- Born: 6 April 1992 Bayreuth, Bavaria, Germany
- Disappeared: 7 May 2001 (aged 9) Lichtenberg, Bavaria, Germany
- Body discovered: 2 July 2016
- Known for: Murder victim

= Killing of Peggy Knobloch =

Unsolved murder of German schoolgirl

Peggy Knobloch (6 April 1992 – disappeared 7 May 2001) was a nine-year-old girl from Lichtenberg, Bavaria, who was kidnapped and murdered on 7 May 2001. Her body was located 15 years later in a wooded area near Wurzbach. In 2020, investigators shelved the investigation of her murder without solving it. Some newspapers refer to her as the "German Madeleine McCann".

==Background==
Peggy Knobloch was born on 6 April 1992. At the time of her disappearance, she lived with her mother, sister, and Turkish stepfather in Lichtenberg, Bavaria. Knobloch's mother was often working when she got off the school bus, meaning she had to go to her neighbor's house until her mother came home.

==Disappearance and search==
On 7 May 2001, Knobloch disappeared while walking home from school. She was last seen just 50 yards from her home at 1:20 p.m. carrying a Barbie doll, a satchel, and jacket. After she was reported missing, law enforcement began searching for her. Within a week of her disappearance law enforcement had searched all land within four kilometers of Lichtenberg without success. Army officers then used military aircraft equipped with specialized cameras that can detect unusual objects on the ground. However, this was also unsuccessful because the dense forests and rugged terrain made it impossible for investigators to properly analyze the photos. Two boys reported seeing Knobloch get into a red Mercedes with a Czech license plate, causing investigators to expand the search to the Czech Republic. However, they were unsuccessful in locating Knobloch or the car.

==False lead==
In 2001, an intellectually disabled man was caught fondling a seven-year-old boy. When the man's mother interrogated him about it, he admitted to molesting Knobloch. She then attempted to get him to receive inpatient therapy. He said he molested her four days before her disappearance. The man then stated that he approached her to apologize for his earlier actions but then suffocated her after she attempted to run from him. He was involuntarily committed to a psychiatric hospital on 6 September 2001, in response to his confession before inpatient therapy could begin. After numerous police interrogations, he was arrested at the hospital in October 2002. In 2004, the man was convicted of Knobloch's murder and sentenced to life imprisonment despite recanting his confession. In 2014, his conviction was overturned after a retrial determined that his confession was coerced. He had also been repeatedly interrogated without assistance from an attorney.

==Discovery==
On 2 July 2016, a mushroom forager found Knobloch's body in a wooded area in neighboring Thuringia after wild animals dug up her remains. The site was less than ten miles from her home.

==Later developments==
In October 2016, police reported that DNA found near Knobloch's body was linked to the German neo-Nazi Uwe Böhnhardt. However, it was discovered that this was a false track. The DNA accidentally had been transferred to the crime scene by an unspecified piece of police equipment.

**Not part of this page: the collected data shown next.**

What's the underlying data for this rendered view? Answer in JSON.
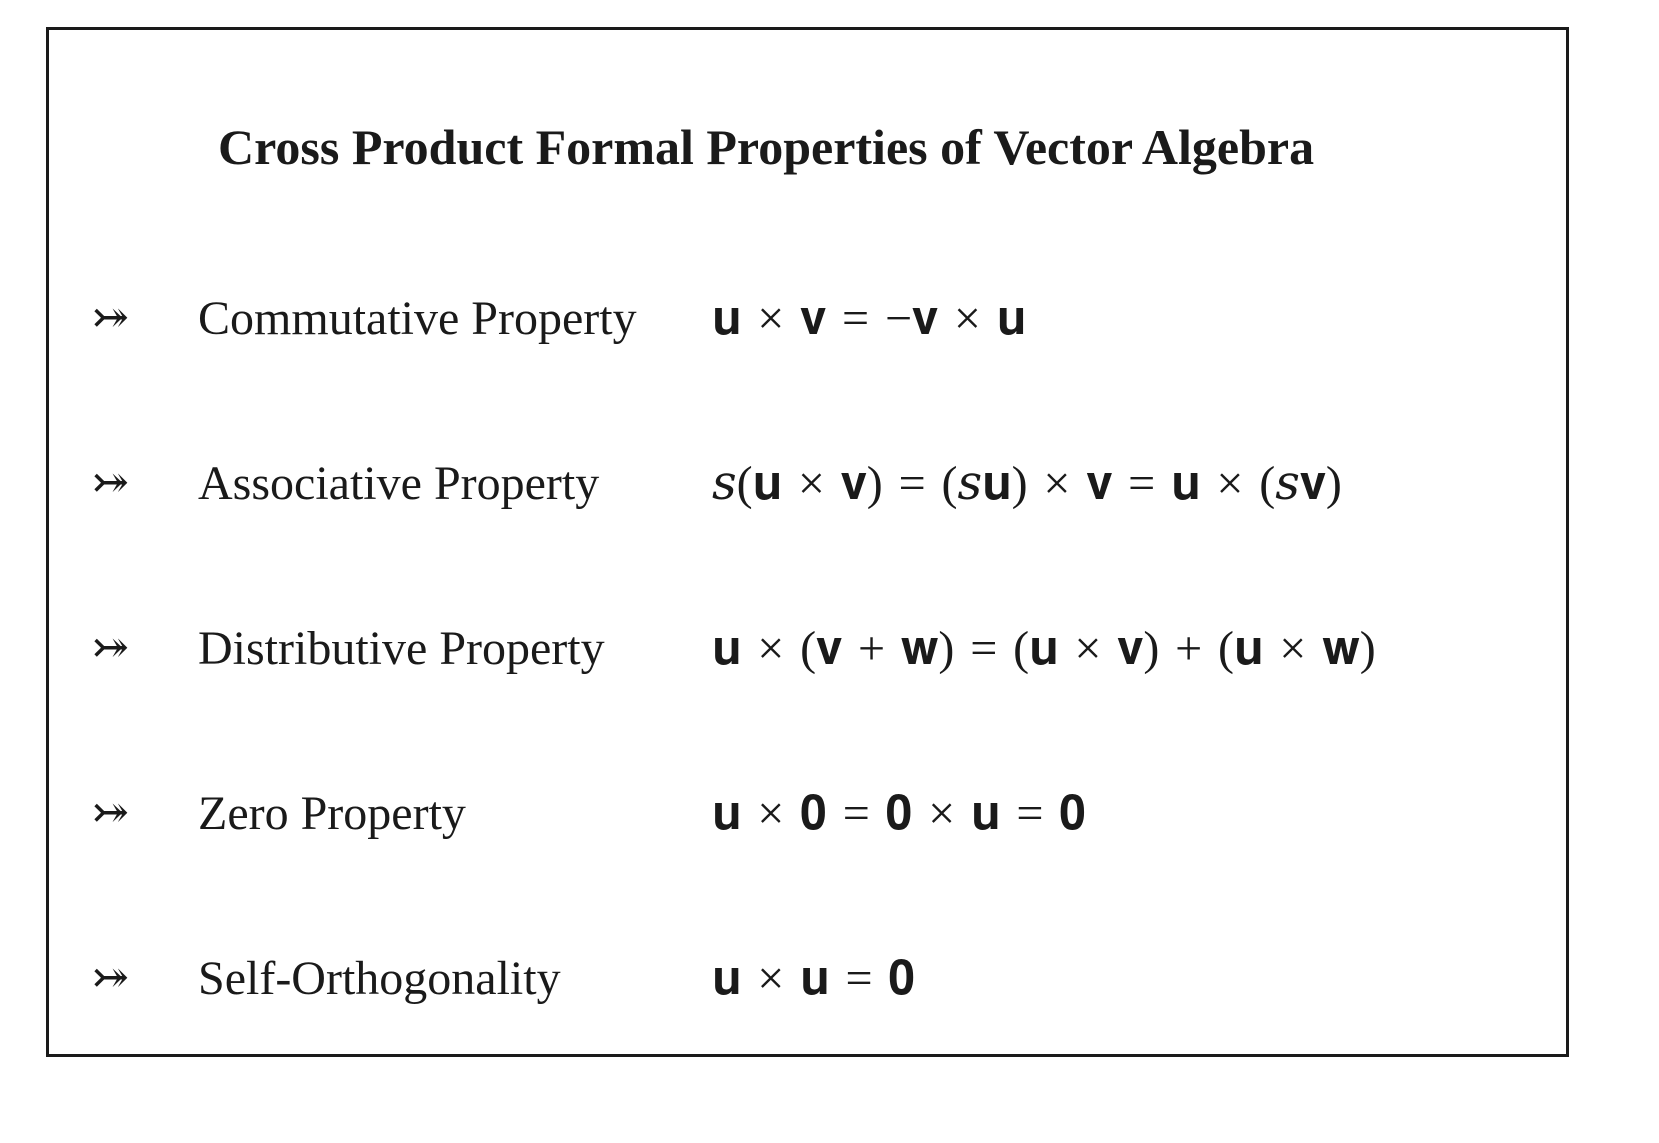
{
  "title": "Cross Product Formal Properties of Vector Algebra",
  "bullet_glyph": "⤖",
  "properties": [
    {
      "label": "Commutative Property",
      "formula": "𝐮 × 𝐯 = −𝐯 × 𝐮"
    },
    {
      "label": "Associative Property",
      "formula": "𝑠(𝐮 × 𝐯) = (𝑠𝐮) × 𝐯 = 𝐮 × (𝑠𝐯)"
    },
    {
      "label": "Distributive Property",
      "formula": "𝐮 × (𝐯 + 𝐰) = (𝐮 × 𝐯) + (𝐮 × 𝐰)"
    },
    {
      "label": "Zero Property",
      "formula": "𝐮 × 𝟎 = 𝟎 × 𝐮 = 𝟎"
    },
    {
      "label": "Self-Orthogonality",
      "formula": "𝐮 × 𝐮 = 𝟎"
    }
  ]
}
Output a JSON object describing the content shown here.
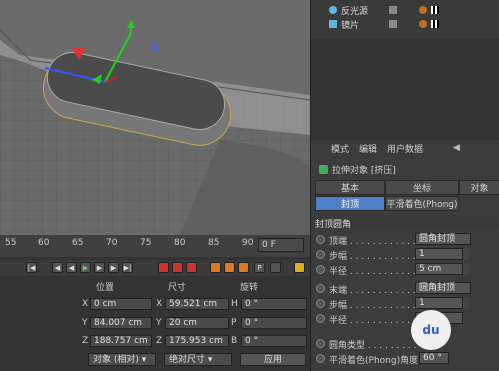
{
  "object_manager": {
    "rows": [
      {
        "name": "反光源"
      },
      {
        "name": "镜片"
      }
    ]
  },
  "attributes": {
    "menu": [
      "模式",
      "编辑",
      "用户数据"
    ],
    "object_title": "拉伸对象 [挤压]",
    "tabs_row1": [
      "基本",
      "坐标",
      "对象"
    ],
    "tabs_row2": [
      "封顶",
      "平滑着色(Phong)"
    ],
    "section": "封顶圆角",
    "params": [
      {
        "label": "顶端 . . . . . . . . . . . .",
        "value": "圆角封顶"
      },
      {
        "label": "步幅 . . . . . . . . . . . .",
        "value": "1"
      },
      {
        "label": "半径 . . . . . . . . . . . .",
        "value": "5 cm"
      },
      {
        "label": "末端 . . . . . . . . . . . .",
        "value": "圆角封顶"
      },
      {
        "label": "步幅 . . . . . . . . . . . .",
        "value": "1"
      },
      {
        "label": "半径 . . . . . . . . . . . .",
        "value": ""
      },
      {
        "label": "圆角类型 . . . . . . . . .",
        "value": ""
      },
      {
        "label": "平滑着色(Phong)角度",
        "value": "60 °"
      }
    ]
  },
  "timeline": {
    "ticks": [
      "55",
      "60",
      "65",
      "70",
      "75",
      "80",
      "85",
      "90"
    ],
    "frame_field": "0 F"
  },
  "coordinates": {
    "headers": [
      "位置",
      "尺寸",
      "旋转"
    ],
    "rows": [
      {
        "axis": "X",
        "pos": "0 cm",
        "size_axis": "X",
        "size": "59.521 cm",
        "rot_axis": "H",
        "rot": "0 °"
      },
      {
        "axis": "Y",
        "pos": "84.007 cm",
        "size_axis": "Y",
        "size": "20 cm",
        "rot_axis": "P",
        "rot": "0 °"
      },
      {
        "axis": "Z",
        "pos": "188.757 cm",
        "size_axis": "Z",
        "size": "175.953 cm",
        "rot_axis": "B",
        "rot": "0 °"
      }
    ],
    "mode_dropdown": "对象 (相对)",
    "size_dropdown": "绝对尺寸",
    "apply_button": "应用"
  },
  "watermark": "du"
}
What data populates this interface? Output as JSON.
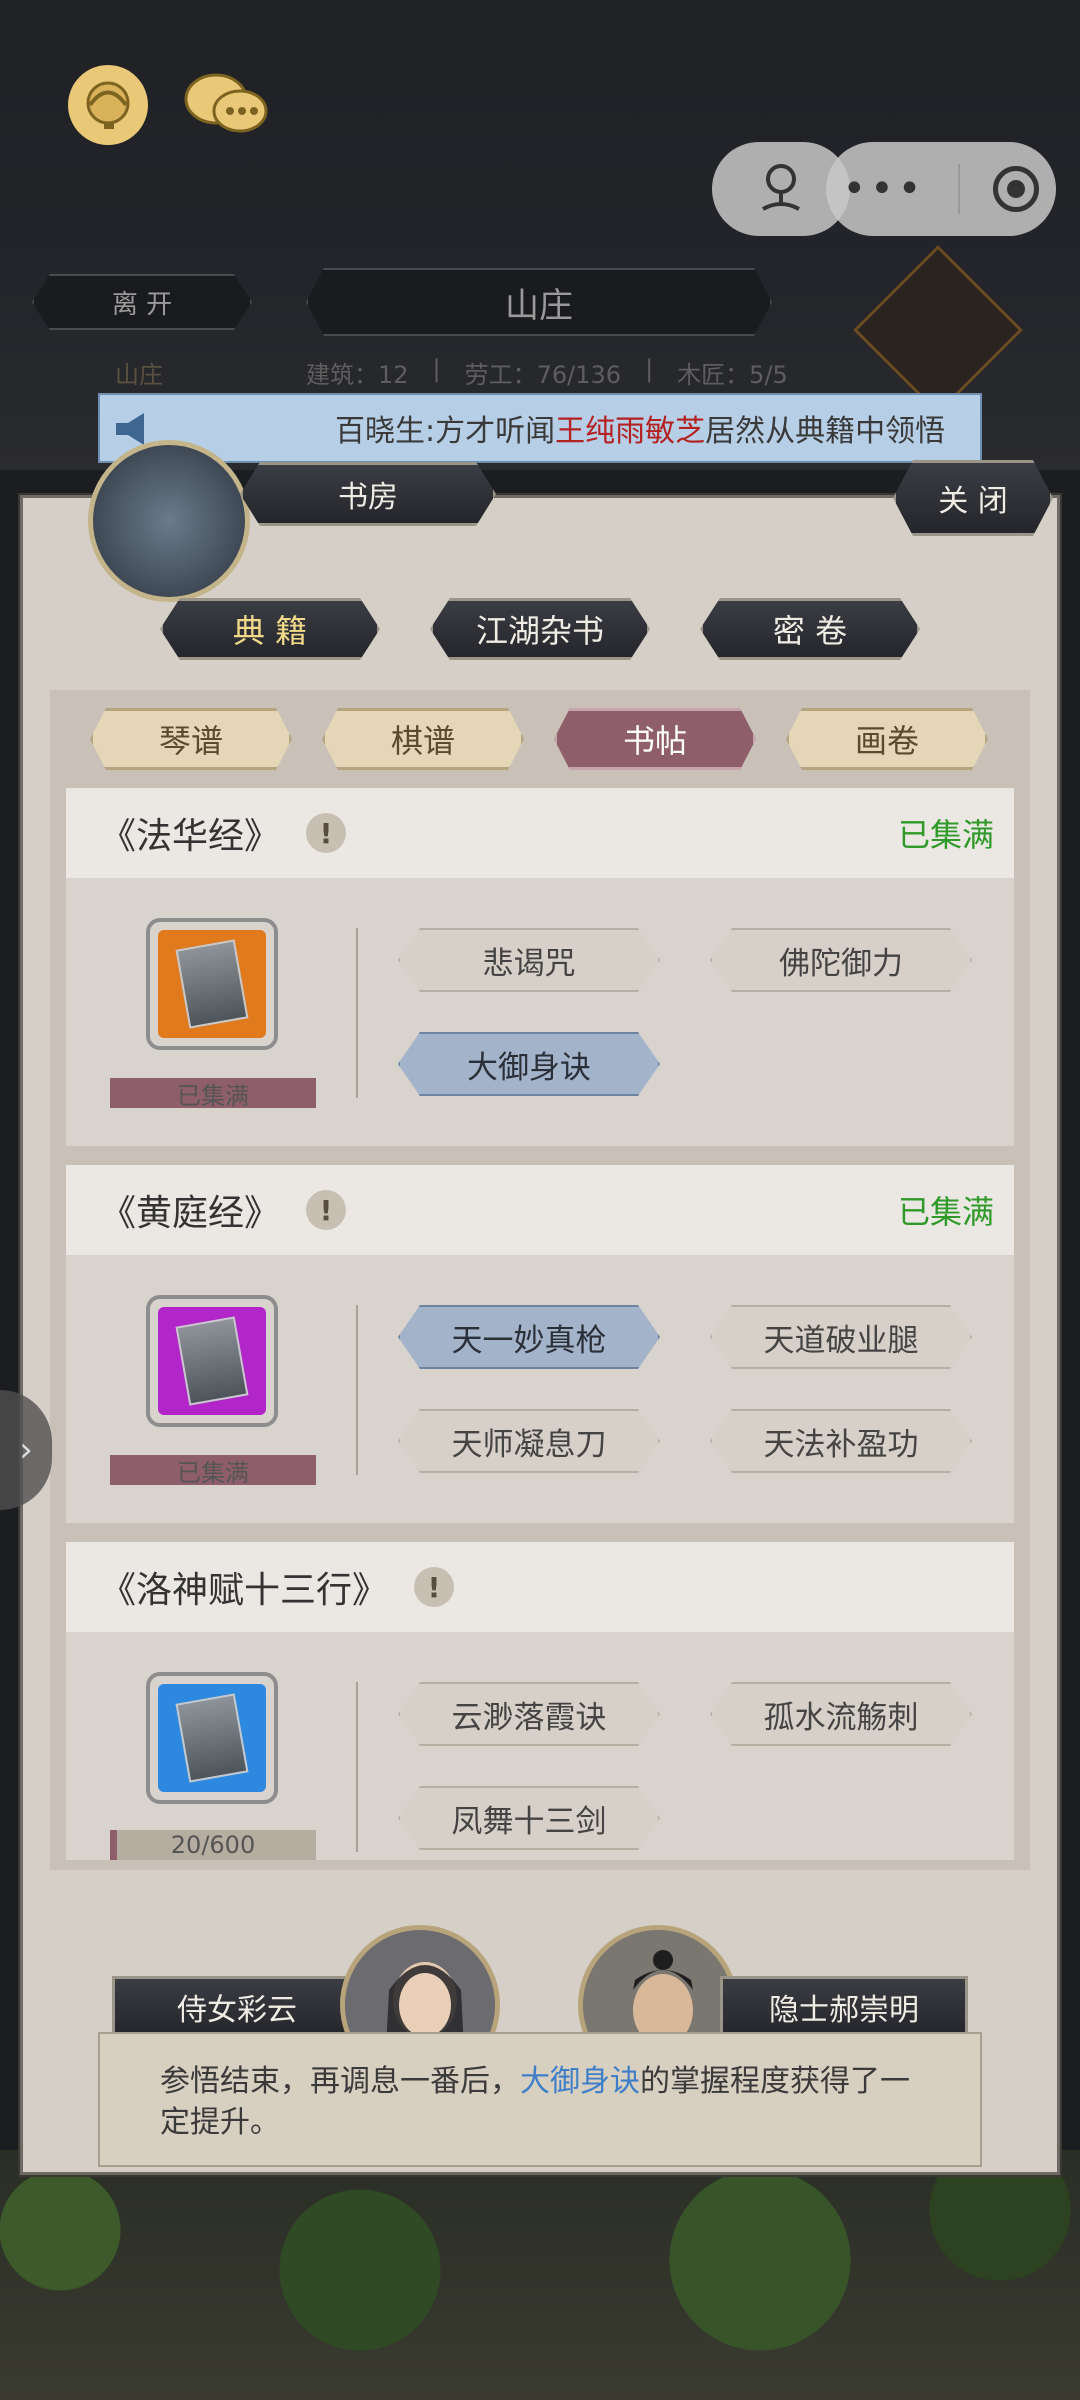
{
  "hud": {
    "leave_label": "离 开",
    "location_title": "山庄",
    "location_sub": "山庄",
    "stats": [
      {
        "label": "建筑",
        "value": "12"
      },
      {
        "label": "劳工",
        "value": "76/136"
      },
      {
        "label": "木匠",
        "value": "5/5"
      }
    ]
  },
  "announcement": {
    "prefix": "百晓生:方才听闻",
    "highlight": "王纯雨敏芝",
    "suffix": "居然从典籍中领悟"
  },
  "panel": {
    "title": "书房",
    "close_label": "关 闭",
    "categories": [
      "典 籍",
      "江湖杂书",
      "密 卷"
    ],
    "active_category": 0,
    "sub_tabs": [
      "琴谱",
      "棋谱",
      "书帖",
      "画卷"
    ],
    "active_sub_tab": 2
  },
  "books": [
    {
      "title": "《法华经》",
      "status": "已集满",
      "progress_label": "已集满",
      "progress": 1.0,
      "icon_color": "#e07a1c",
      "skills": [
        {
          "name": "悲谒咒",
          "learned": false
        },
        {
          "name": "佛陀御力",
          "learned": false
        },
        {
          "name": "大御身诀",
          "learned": true
        }
      ]
    },
    {
      "title": "《黄庭经》",
      "status": "已集满",
      "progress_label": "已集满",
      "progress": 1.0,
      "icon_color": "#b225c8",
      "skills": [
        {
          "name": "天一妙真枪",
          "learned": true
        },
        {
          "name": "天道破业腿",
          "learned": false
        },
        {
          "name": "天师凝息刀",
          "learned": false
        },
        {
          "name": "天法补盈功",
          "learned": false
        }
      ]
    },
    {
      "title": "《洛神赋十三行》",
      "status": "",
      "progress_label": "20/600",
      "progress": 0.033,
      "icon_color": "#2d88e0",
      "skills": [
        {
          "name": "云渺落霞诀",
          "learned": false
        },
        {
          "name": "孤水流觞刺",
          "learned": false
        },
        {
          "name": "凤舞十三剑",
          "learned": false
        }
      ]
    }
  ],
  "npcs": [
    {
      "name": "侍女彩云"
    },
    {
      "name": "隐士郝崇明"
    }
  ],
  "message": {
    "prefix": "参悟结束，再调息一番后，",
    "highlight": "大御身诀",
    "suffix": "的掌握程度获得了一定提升。"
  }
}
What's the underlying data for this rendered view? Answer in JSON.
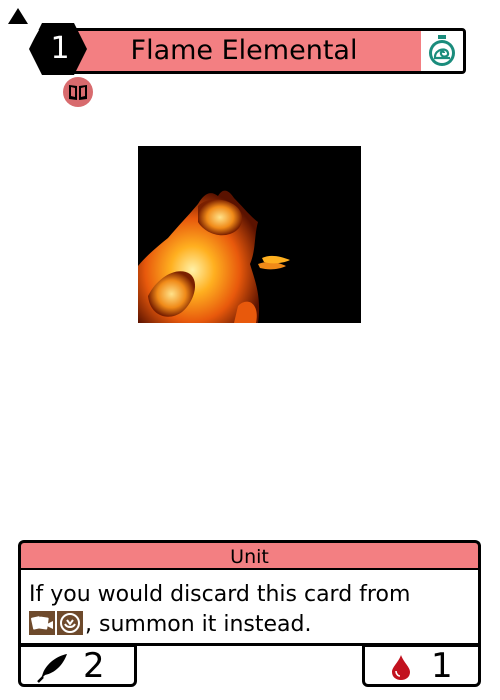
{
  "card": {
    "name": "Flame Elemental",
    "cost": "1",
    "type": "Unit",
    "text_before_icons": "If you would discard this card from",
    "text_after_icons": ", summon it instead.",
    "power": "2",
    "life": "1"
  },
  "icons": {
    "cost_symbol": "bolt-icon",
    "speed_symbol": "slow-timer-icon",
    "set_symbol": "book-icon",
    "hand_symbol": "cards-hand-icon",
    "deck_symbol": "deck-icon",
    "power_symbol": "feather-icon",
    "life_symbol": "blood-drop-icon"
  },
  "colors": {
    "title_bar": "#f37f82",
    "type_bar": "#f37f82",
    "timer": "#1a8c7c",
    "cost_hex": "#000000",
    "blood": "#c2121f",
    "inline_icon_bg": "#6e4a2c"
  }
}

In 2018, a man was arrested after he told the police that another man led him to Knobloch's body at a bus stop, though he denied having caused her death. The man claimed to have hidden her body in the forest after failing to resuscitate her. He also told investigators that he burned her bag and jacket. However, the man was released after he retracted his confession.

Prosecutors shelved their investigation of Knobloch's disappearance in 2020.